Le printemps du beat canadien

A Tribe Called Red et Lunice qui enchaînent les spectacles partout sur la planète, Tommy Kruise qui se fait remarquer au Texas lors du festival SXSW, Kaytranada qui livre un dj set au prestigieux Boiler Room de L.A… L’engouement autour de la scène hip-hop instrumentale canadienne ne cesse de proliférer à l’échelle internationale. Retour sur cinq projets qui ont marqué ce printemps du beat canadien.

Bueller / DMT - Bueller x DMT

Pochette d'album homonyme de DMT X Bueller.

Habitué des soirées d’improvisation musicale Art Beat, le producteur montréalais Bueller se joint à son frère DMT le temps d’un EP audacieux aux horizons sonores multiples. En mélangeant trap, piu piu, soul, jazz et électro-ambiant, les deux frères laissent libre cours à leur curiosité musicale et gardent en tête que la seule chose qui n’a pas de limite, c’est l’expérimentation. Le tout est intégré dans un univers minimaliste où chaque couche sonore se laisse découvrir au fil des écoutes.

Nyiam – Chronic Soul

Pochette d'album "Chronic Soul" de Nyiam.
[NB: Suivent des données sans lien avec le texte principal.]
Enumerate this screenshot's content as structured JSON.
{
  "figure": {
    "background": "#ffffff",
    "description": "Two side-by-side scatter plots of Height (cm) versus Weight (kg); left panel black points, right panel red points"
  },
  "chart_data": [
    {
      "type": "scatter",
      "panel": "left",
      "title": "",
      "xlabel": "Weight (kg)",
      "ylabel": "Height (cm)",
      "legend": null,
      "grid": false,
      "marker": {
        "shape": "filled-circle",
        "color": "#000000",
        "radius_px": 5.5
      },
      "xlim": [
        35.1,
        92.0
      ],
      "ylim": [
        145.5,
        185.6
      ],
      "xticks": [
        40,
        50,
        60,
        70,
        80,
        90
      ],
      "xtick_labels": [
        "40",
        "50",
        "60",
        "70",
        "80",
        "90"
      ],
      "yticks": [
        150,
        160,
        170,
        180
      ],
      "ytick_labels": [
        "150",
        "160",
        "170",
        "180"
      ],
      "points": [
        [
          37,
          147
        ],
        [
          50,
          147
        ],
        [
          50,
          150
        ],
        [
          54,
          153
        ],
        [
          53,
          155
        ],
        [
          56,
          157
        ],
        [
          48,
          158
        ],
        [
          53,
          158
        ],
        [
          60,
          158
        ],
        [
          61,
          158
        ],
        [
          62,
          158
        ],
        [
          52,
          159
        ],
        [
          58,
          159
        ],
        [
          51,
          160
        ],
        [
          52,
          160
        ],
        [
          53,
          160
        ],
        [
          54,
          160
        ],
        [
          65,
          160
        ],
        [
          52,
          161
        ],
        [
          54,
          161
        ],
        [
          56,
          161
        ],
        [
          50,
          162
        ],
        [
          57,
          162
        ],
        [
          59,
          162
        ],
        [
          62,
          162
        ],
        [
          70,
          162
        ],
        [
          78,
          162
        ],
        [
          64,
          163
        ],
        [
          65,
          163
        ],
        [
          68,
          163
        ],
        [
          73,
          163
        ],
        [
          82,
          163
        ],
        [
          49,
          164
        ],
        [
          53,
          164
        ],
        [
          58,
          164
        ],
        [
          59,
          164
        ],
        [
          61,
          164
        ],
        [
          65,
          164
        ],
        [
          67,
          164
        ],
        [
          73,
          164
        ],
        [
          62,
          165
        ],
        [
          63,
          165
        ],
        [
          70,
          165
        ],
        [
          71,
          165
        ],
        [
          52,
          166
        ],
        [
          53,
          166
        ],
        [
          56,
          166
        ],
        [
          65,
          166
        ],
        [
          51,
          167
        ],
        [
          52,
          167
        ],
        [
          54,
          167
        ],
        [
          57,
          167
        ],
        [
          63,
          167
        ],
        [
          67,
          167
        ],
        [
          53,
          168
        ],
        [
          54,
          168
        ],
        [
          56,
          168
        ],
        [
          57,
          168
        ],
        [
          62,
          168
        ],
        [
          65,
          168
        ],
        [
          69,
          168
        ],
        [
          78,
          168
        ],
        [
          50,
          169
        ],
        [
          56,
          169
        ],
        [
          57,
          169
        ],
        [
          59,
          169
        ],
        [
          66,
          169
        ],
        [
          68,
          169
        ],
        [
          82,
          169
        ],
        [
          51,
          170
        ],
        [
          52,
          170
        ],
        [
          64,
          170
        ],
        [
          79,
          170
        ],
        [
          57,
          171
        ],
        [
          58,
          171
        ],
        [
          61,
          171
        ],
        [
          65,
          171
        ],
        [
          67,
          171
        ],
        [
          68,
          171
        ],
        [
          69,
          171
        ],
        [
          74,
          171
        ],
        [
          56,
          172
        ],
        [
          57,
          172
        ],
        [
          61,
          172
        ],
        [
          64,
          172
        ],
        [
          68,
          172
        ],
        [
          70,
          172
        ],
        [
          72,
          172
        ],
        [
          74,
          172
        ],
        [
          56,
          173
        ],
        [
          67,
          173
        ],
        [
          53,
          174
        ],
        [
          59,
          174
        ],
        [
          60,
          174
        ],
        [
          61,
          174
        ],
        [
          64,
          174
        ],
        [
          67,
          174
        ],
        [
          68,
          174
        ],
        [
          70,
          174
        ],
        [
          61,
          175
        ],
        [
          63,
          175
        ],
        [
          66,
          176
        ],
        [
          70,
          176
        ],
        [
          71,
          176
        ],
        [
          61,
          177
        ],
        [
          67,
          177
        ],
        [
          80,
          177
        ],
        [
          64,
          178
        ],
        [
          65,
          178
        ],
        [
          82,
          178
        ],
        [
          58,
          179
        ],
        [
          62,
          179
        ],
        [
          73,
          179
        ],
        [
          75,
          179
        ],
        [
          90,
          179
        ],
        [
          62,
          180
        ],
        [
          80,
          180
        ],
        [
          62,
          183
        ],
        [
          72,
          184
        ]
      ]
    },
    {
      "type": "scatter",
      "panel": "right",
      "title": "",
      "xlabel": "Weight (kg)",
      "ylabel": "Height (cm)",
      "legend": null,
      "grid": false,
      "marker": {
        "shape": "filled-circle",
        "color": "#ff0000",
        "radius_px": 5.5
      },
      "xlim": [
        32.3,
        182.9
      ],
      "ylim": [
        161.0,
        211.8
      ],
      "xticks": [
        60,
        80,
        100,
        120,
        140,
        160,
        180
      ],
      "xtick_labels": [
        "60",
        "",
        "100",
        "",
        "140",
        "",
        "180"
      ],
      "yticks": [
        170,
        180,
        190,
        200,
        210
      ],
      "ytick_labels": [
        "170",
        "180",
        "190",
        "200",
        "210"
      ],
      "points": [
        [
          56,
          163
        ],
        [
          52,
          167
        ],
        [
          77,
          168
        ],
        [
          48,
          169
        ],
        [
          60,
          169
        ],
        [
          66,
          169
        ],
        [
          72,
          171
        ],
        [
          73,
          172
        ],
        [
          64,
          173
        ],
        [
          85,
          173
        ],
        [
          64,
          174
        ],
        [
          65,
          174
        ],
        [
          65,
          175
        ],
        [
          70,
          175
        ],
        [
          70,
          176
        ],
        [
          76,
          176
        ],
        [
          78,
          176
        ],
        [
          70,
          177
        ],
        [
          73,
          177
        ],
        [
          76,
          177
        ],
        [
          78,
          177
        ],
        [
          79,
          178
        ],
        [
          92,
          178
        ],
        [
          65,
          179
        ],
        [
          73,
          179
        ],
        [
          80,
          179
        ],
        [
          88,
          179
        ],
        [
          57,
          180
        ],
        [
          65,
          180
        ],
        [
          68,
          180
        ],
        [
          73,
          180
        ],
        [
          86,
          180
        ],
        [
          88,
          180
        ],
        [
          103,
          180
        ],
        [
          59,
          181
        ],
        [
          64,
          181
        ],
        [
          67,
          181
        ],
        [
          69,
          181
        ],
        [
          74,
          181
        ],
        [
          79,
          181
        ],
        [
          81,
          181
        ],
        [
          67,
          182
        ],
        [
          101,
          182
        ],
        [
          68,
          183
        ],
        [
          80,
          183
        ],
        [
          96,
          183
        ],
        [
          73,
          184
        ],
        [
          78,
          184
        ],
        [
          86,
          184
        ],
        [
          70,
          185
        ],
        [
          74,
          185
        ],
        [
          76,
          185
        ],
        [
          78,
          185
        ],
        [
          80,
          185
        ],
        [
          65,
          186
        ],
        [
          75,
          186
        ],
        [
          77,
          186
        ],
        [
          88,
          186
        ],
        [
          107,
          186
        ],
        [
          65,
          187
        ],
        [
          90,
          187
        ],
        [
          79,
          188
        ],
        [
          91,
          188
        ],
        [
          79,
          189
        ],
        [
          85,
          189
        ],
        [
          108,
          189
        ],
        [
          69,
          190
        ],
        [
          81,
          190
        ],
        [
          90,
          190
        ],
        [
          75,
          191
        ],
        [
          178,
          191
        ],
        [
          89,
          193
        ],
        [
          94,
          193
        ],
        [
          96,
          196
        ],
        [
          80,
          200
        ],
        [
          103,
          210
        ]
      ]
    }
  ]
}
Natif de Mississauga, Nyiam roule sa bosse depuis quelques années avec un hip-hop très inspiré de la décennie précédente (Mad Lib et les Neptunes sont d’ailleurs les deux influences qu’il cite). Totalement instrumental, le projet Chronic Soul représente un pas en avant dans la carrière du producteur et rappeur de 23 ans. En avant-plan, les échantillonnages soul 60s sont habilement découpés et intégrés à des rythmes linéaires qui ont du muscle. Les 13 chansons forment un tout homogène, à mille lieues des tangentes trap actuelles trop souvent empruntées sans effort.

Da-P – Enigmatic

Pochette d'album "Enigmatic" de Da-P.

Après Kaytranada et High-Klassified, Da-P pourrait très bien être la prochaine révélation du très talentueux collectif Alaiz, installé à Montréal et ses rives. Son troisième projet en moins d’un an Enigmatic impressionne par sa force de frappe. Les rythmes lents et pesants forment un harmonieux contraste avec les mélodies satinées, parfois influencées du r&b des années 90. Plus doux sur « Elevator Music » et « Sunset Ride », Da-P sait se faire un peu plus mordant, notamment sur l’hommage aux trames sonores de jeux vidéo violents « Mortal Instinct ».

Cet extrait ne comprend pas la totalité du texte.